There is something along the terms of encryption that a lot of practices and organizations in general don't think about, and that is the encryption of mobile devices. Encryption of mobile devices is absolutely critical: cell phones, PDAs, netbooks, things like that. Those devices really have a lot of exposure, and sometimes they kind of fly under the radar. Someone, a clinician or even an administrative employee, may try to access some of this information from their phone, because they get a link in an e-mail, and they're just trying to look something up quickly. Well, now that information could be stored in the memory on the phone, or it could be cached in a browser....
Removable media, like external hard drives, and thumb drives, go missing quite frequently. It's not always with malicious intent, but they are small items, and they get lost. If those devices aren't encrypted, then there's huge capability for loss and reputation damage.
Also, governance is absolutely important in all organizations, really making sure that security has the highest buy-in in the organization, whether it be at a board level, or a presidential level within the organization. Only then will security be taken seriously....
ANDERSON: How often should a practice conduct a risk assessment? And how should it be conducted?
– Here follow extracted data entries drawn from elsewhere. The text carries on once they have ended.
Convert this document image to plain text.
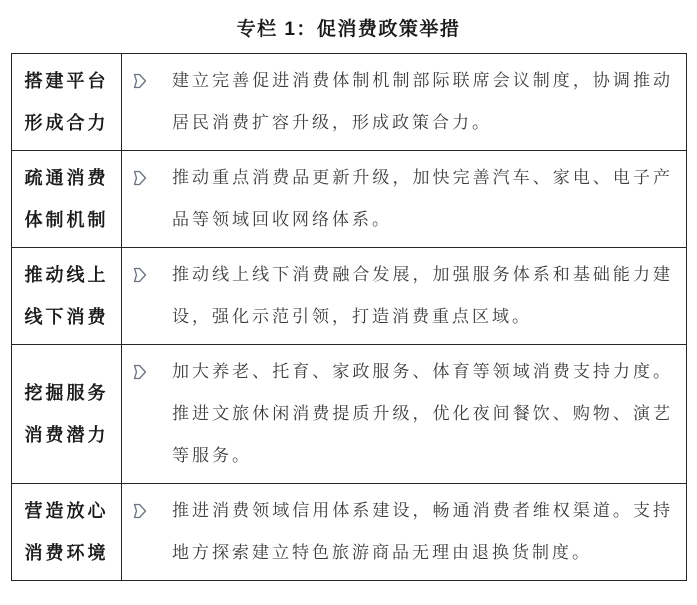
专栏 1：促消费政策举措
搭建平台
形成合力	建立完善促进消费体制机制部际联席会议制度，协调推动居民消费扩容升级，形成政策合力。

疏通消费
体制机制	推动重点消费品更新升级，加快完善汽车、家电、电子产品等领域回收网络体系。

推动线上
线下消费	推动线上线下消费融合发展，加强服务体系和基础能力建设，强化示范引领，打造消费重点区域。

挖掘服务
消费潜力	加大养老、托育、家政服务、体育等领域消费支持力度。推进文旅休闲消费提质升级，优化夜间餐饮、购物、演艺等服务。

营造放心
消费环境	推进消费领域信用体系建设，畅通消费者维权渠道。支持地方探索建立特色旅游商品无理由退换货制度。
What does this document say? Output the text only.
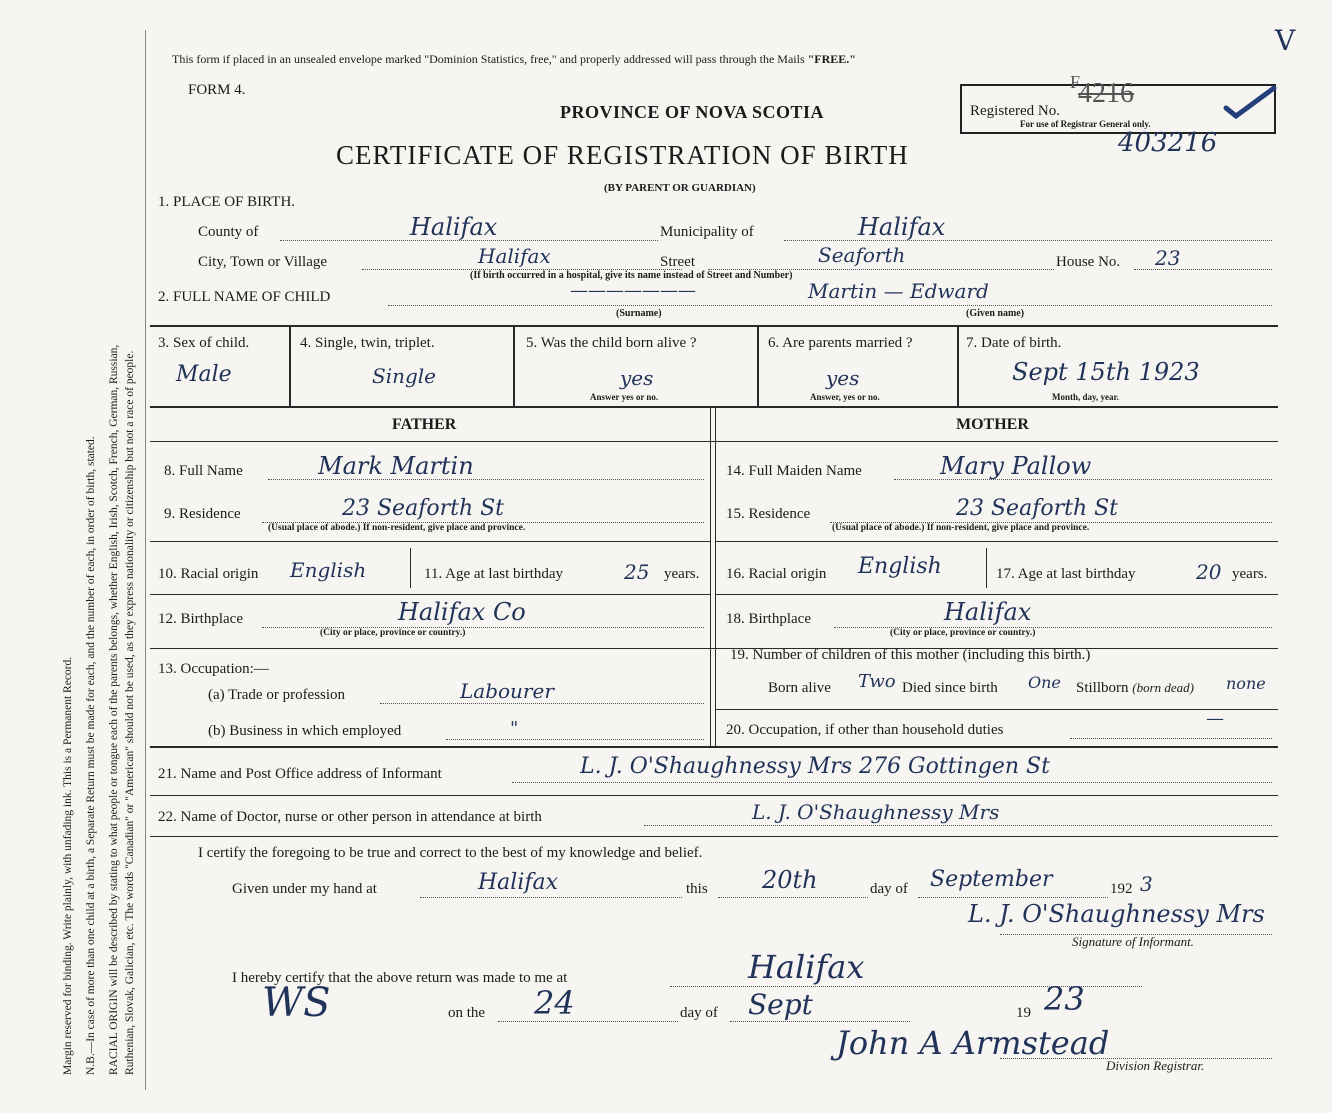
Margin reserved for binding. Write plainly, with unfading ink. This is a Permanent Record. N.B.—In case of more than one child at a birth, a Separate Return must be made for each, and the number of each, in order of birth, stated. RACIAL ORIGIN will be described by stating to what people or tongue each of the parents belongs, whether English, Irish, Scotch, French, German, Russian, Ruthenian, Slovak, Galician, etc. The words "Canadian" or "American" should not be used, as they express nationality or citizenship but not a race of people.
This form if placed in an unsealed envelope marked "Dominion Statistics, free," and properly addressed will pass through the Mails "FREE."
V
FORM 4.
PROVINCE OF NOVA SCOTIA	Registered No.
F
4216
For use of Registrar General only.
CERTIFICATE OF REGISTRATION OF BIRTH	403216
(BY PARENT OR GUARDIAN)
1. PLACE OF BIRTH.
County of	Halifax	Municipality of	Halifax
City, Town or Village	Halifax	Street	Seaforth	House No. 23
(If birth occurred in a hospital, give its name instead of Street and Number)
2. FULL NAME OF CHILD	———————	Martin — Edward
(Surname)	(Given name)
3. Sex of child.
Male
4. Single, twin, triplet.
Single
5. Was the child born alive ?
yes
Answer yes or no.
6. Are parents married ?
yes
Answer, yes or no.
7. Date of birth.
Sept 15th 1923
Month, day, year.
FATHER	MOTHER
8. Full Name	Mark Martin
9. Residence	23 Seaforth St
(Usual place of abode.) If non-resident, give place and province.
10. Racial origin English	11. Age at last birthday	25 years.
12. Birthplace	Halifax Co
(City or place, province or country.)
13. Occupation:—
(a) Trade or profession	Labourer
(b) Business in which employed	"
14. Full Maiden Name	Mary Pallow
15. Residence	23 Seaforth St
(Usual place of abode.) If non-resident, give place and province.
16. Racial origin English	17. Age at last birthday	20 years.
18. Birthplace	Halifax
(City or place, province or country.)
19. Number of children of this mother (including this birth.)
Born alive Two Died since birth One Stillborn (born dead) none
20. Occupation, if other than household duties
—
21. Name and Post Office address of Informant	L. J. O'Shaughnessy Mrs 276 Gottingen St
22. Name of Doctor, nurse or other person in attendance at birth	L. J. O'Shaughnessy Mrs
I certify the foregoing to be true and correct to the best of my knowledge and belief.
Given under my hand at	Halifax	this 20th	day of September	192 3
L. J. O'Shaughnessy Mrs
Signature of Informant.
I hereby certify that the above return was made to me at	Halifax
WS	on the 24	day of Sept	19 23
John A Armstead
Division Registrar.
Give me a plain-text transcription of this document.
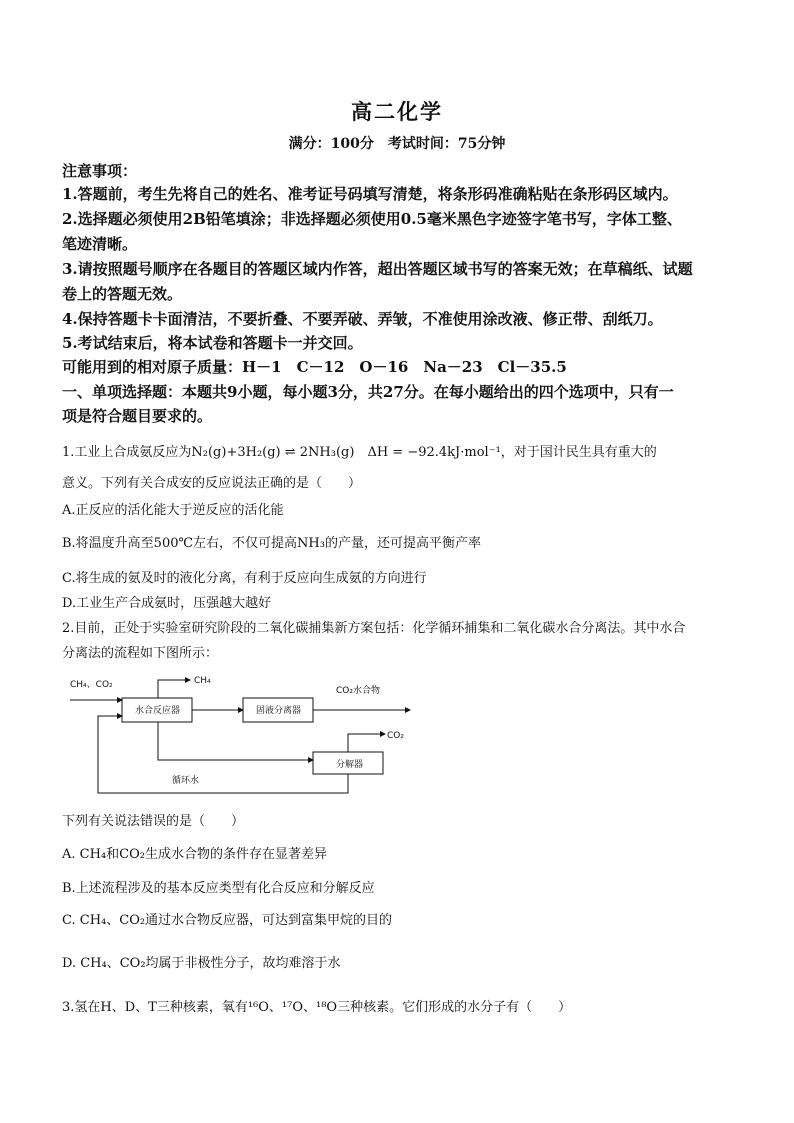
高二化学
满分：100分　考试时间：75分钟
注意事项：
1.答题前，考生先将自己的姓名、准考证号码填写清楚，将条形码准确粘贴在条形码区域内。
2.选择题必须使用2B铅笔填涂；非选择题必须使用0.5毫米黑色字迹签字笔书写，字体工整、
笔迹清晰。
3.请按照题号顺序在各题目的答题区域内作答，超出答题区域书写的答案无效；在草稿纸、试题
卷上的答题无效。
4.保持答题卡卡面清洁，不要折叠、不要弄破、弄皱，不准使用涂改液、修正带、刮纸刀。
5.考试结束后，将本试卷和答题卡一并交回。
可能用到的相对原子质量：H－1　C－12　O－16　Na－23　Cl－35.5
一、单项选择题：本题共9小题，每小题3分，共27分。在每小题给出的四个选项中，只有一
项是符合题目要求的。
1.工业上合成氨反应为N₂(g)+3H₂(g) ⇌ 2NH₃(g)　ΔH = −92.4kJ·mol⁻¹，对于国计民生具有重大的
意义。下列有关合成安的反应说法正确的是（　　）
A.正反应的活化能大于逆反应的活化能
B.将温度升高至500℃左右，不仅可提高NH₃的产量，还可提高平衡产率
C.将生成的氨及时的液化分离，有利于反应向生成氨的方向进行
D.工业生产合成氨时，压强越大越好
2.目前，正处于实验室研究阶段的二氧化碳捕集新方案包括：化学循环捕集和二氧化碳水合分离法。其中水合
分离法的流程如下图所示：
CH₄、CO₂	CH₄
水合反应器	固液分离器
CO₂水合物
CO₂
分解器
循环水
下列有关说法错误的是（　　）
A. CH₄和CO₂生成水合物的条件存在显著差异
B.上述流程涉及的基本反应类型有化合反应和分解反应
C. CH₄、CO₂通过水合物反应器，可达到富集甲烷的目的
D. CH₄、CO₂均属于非极性分子，故均难溶于水
3.氢在H、D、T三种核素，氧有¹⁶O、¹⁷O、¹⁸O三种核素。它们形成的水分子有（　　）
DANIEL: There are two different risk assessments that should really occur at a practice level: An in-house life cycle or an ecosystem approach to risk assessments, as well as a third-party approach, where you have an objective party come in.
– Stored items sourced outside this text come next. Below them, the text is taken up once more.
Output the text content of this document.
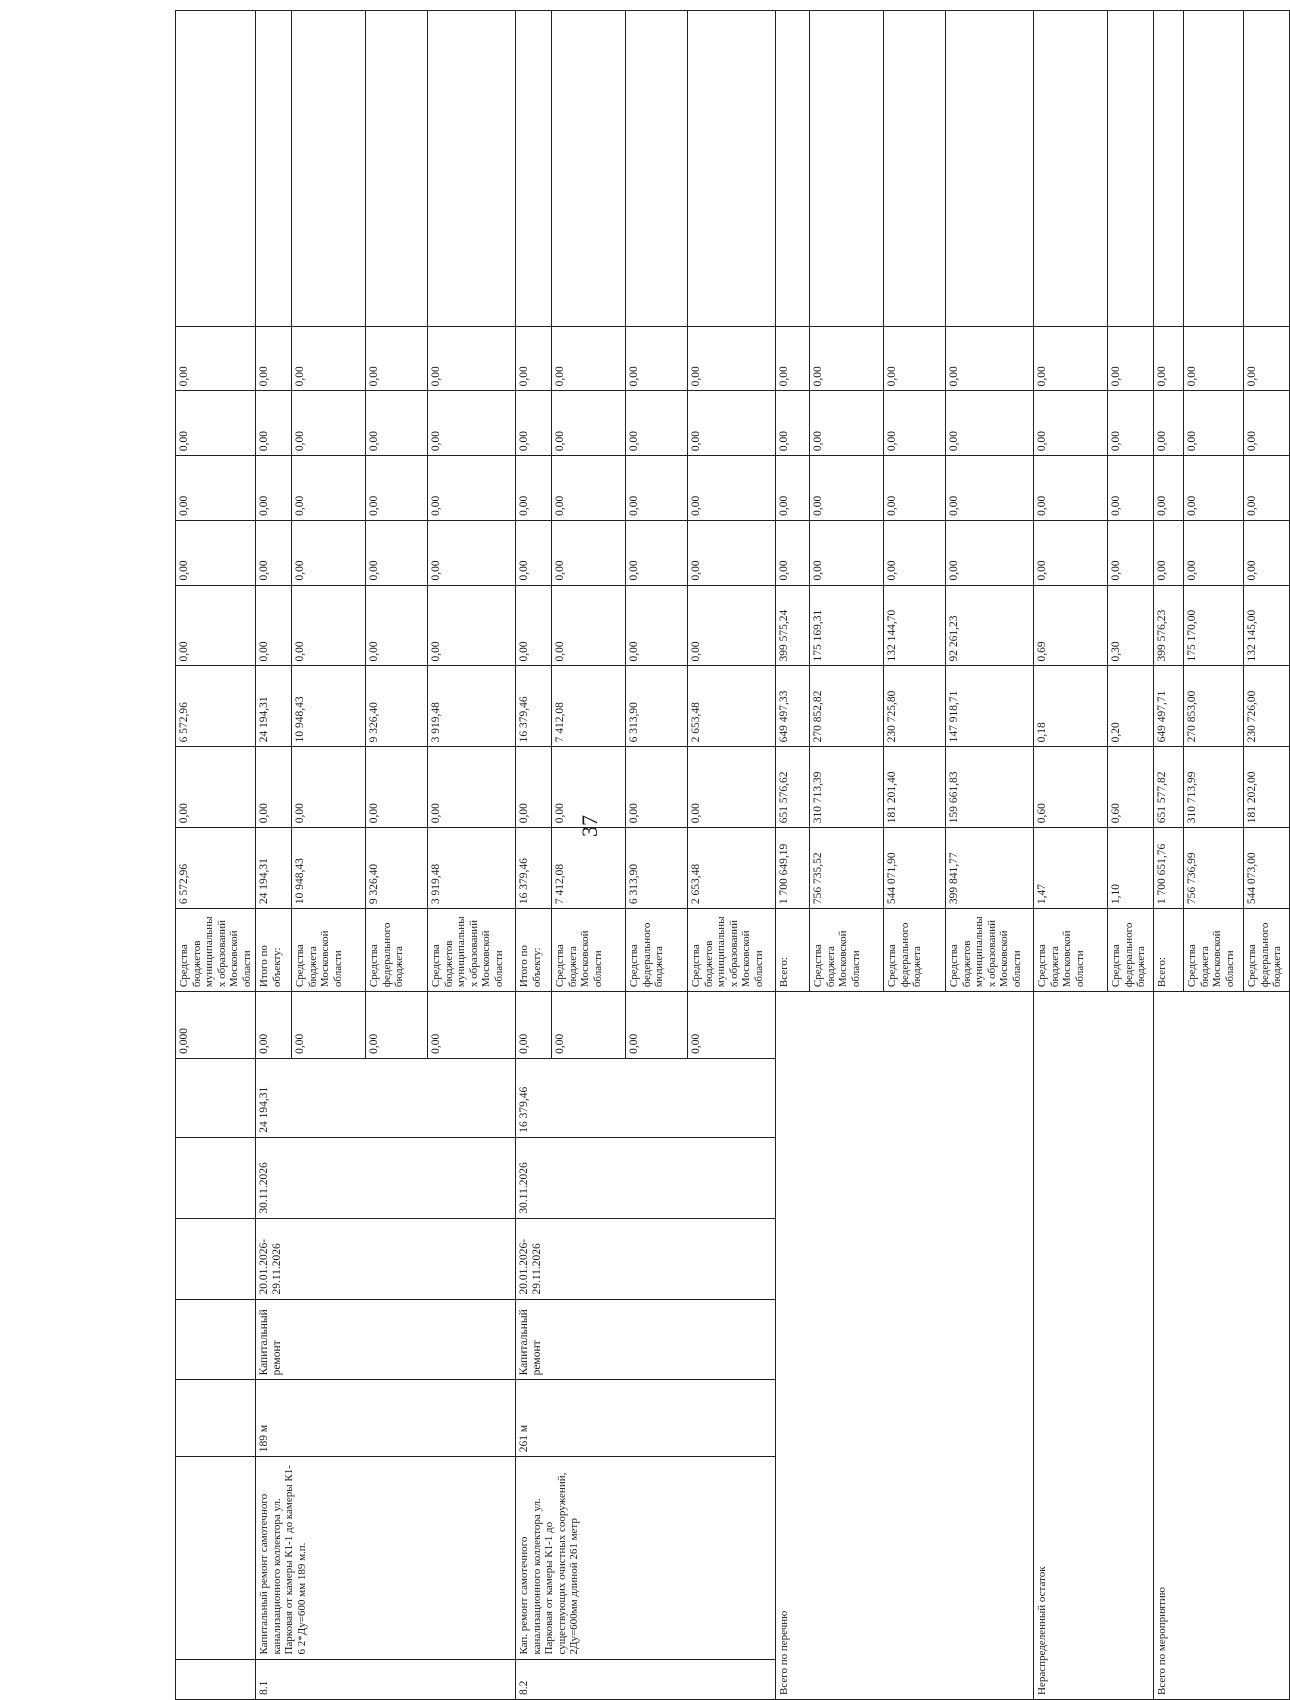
37
							0,000	Средства бюджетов муниципальных образований Московской области	6 572,96	0,00	6 572,96	0,00	0,00	0,00	0,00	0,00	
8.1	Капитальный ремонт самотечного канализационного коллектора ул. Парковая от камеры К1-1 до камеры К1-6 2*Ду=600 мм 189 м.п.	189 м	Капитальный ремонт	20.01.2026-29.11.2026	30.11.2026	24 194,31	0,00	Итого по объекту:	24 194,31	0,00	24 194,31	0,00	0,00	0,00	0,00	0,00	
							0,00	Средства бюджета Московской области	10 948,43	0,00	10 948,43	0,00	0,00	0,00	0,00	0,00	
							0,00	Средства федерального бюджета	9 326,40	0,00	9 326,40	0,00	0,00	0,00	0,00	0,00	
							0,00	Средства бюджетов муниципальных образований Московской области	3 919,48	0,00	3 919,48	0,00	0,00	0,00	0,00	0,00	
8.2	Кап. ремонт самотечного канализационного коллектора ул. Парковая от камеры К1-1 до существующих очистных сооружений, 2Ду=600мм длиной 261 метр	261 м	Капитальный ремонт	20.01.2026-29.11.2026	30.11.2026	16 379,46	0,00	Итого по объекту:	16 379,46	0,00	16 379,46	0,00	0,00	0,00	0,00	0,00	
							0,00	Средства бюджета Московской области	7 412,08	0,00	7 412,08	0,00	0,00	0,00	0,00	0,00	
							0,00	Средства федерального бюджета	6 313,90	0,00	6 313,90	0,00	0,00	0,00	0,00	0,00	
							0,00	Средства бюджетов муниципальных образований Московской области	2 653,48	0,00	2 653,48	0,00	0,00	0,00	0,00	0,00	
Всего по перечню								Всего:	1 700 649,19	651 576,62	649 497,33	399 575,24	0,00	0,00	0,00	0,00	
								Средства бюджета Московской области	756 735,52	310 713,39	270 852,82	175 169,31	0,00	0,00	0,00	0,00	
								Средства федерального бюджета	544 071,90	181 201,40	230 725,80	132 144,70	0,00	0,00	0,00	0,00	
								Средства бюджетов муниципальных образований Московской области	399 841,77	159 661,83	147 918,71	92 261,23	0,00	0,00	0,00	0,00	
Нераспределенный остаток								Средства бюджета Московской области	1,47	0,60	0,18	0,69	0,00	0,00	0,00	0,00	
								Средства федерального бюджета	1,10	0,60	0,20	0,30	0,00	0,00	0,00	0,00	
Всего по мероприятию								Всего:	1 700 651,76	651 577,82	649 497,71	399 576,23	0,00	0,00	0,00	0,00	
								Средства бюджета Московской области	756 736,99	310 713,99	270 853,00	175 170,00	0,00	0,00	0,00	0,00	
								Средства федерального бюджета	544 073,00	181 202,00	230 726,00	132 145,00	0,00	0,00	0,00	0,00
For an in-house assessment, at a practice that has less technology and less data, this process would be a lot quicker and happen less frequently. But, in-house, I would say a minimum of once a year. What I would recommend is that organizations break up the tasks of their risk assessments quarterly, or monthly, depending on what works best for the organization. That way, they are constantly looking at the security, the risks, and the threats that are posed to the organization, and really evolving that program. Also, whenever major changes or upgrades occur, or adoptions of new technologies and services, you should update the assessment.
I would definitely recommend having a third- party annual review of all of the security and controls that are in place . This really gives you an objective view....
Risk assessments should definitely be conducted in accordance with some sort of best practice framework that is adopted by the organization, such as the National Institute for Standards and Technology. I really think that it's important that organizations adopt a security framework that they can live by. These frameworks provide a full spectrum of security controls and risks that apply to the organization.
So, once you have this comprehensive framework in front of you, it's a lot easier to map to what you have in your environment, and truly understand the risks that exist....
Then you can start creating an actionable plan... for how the business is planning to use technology. Once you've...really quantified security gaps or weaknesses, you can recommend or implement the correct and appropriate technologies.
ANDERSON: Well, thanks, Jack. We've been talking today with Jack Daniel of Concordant. This is Howard Anderson of Information Security Media Group.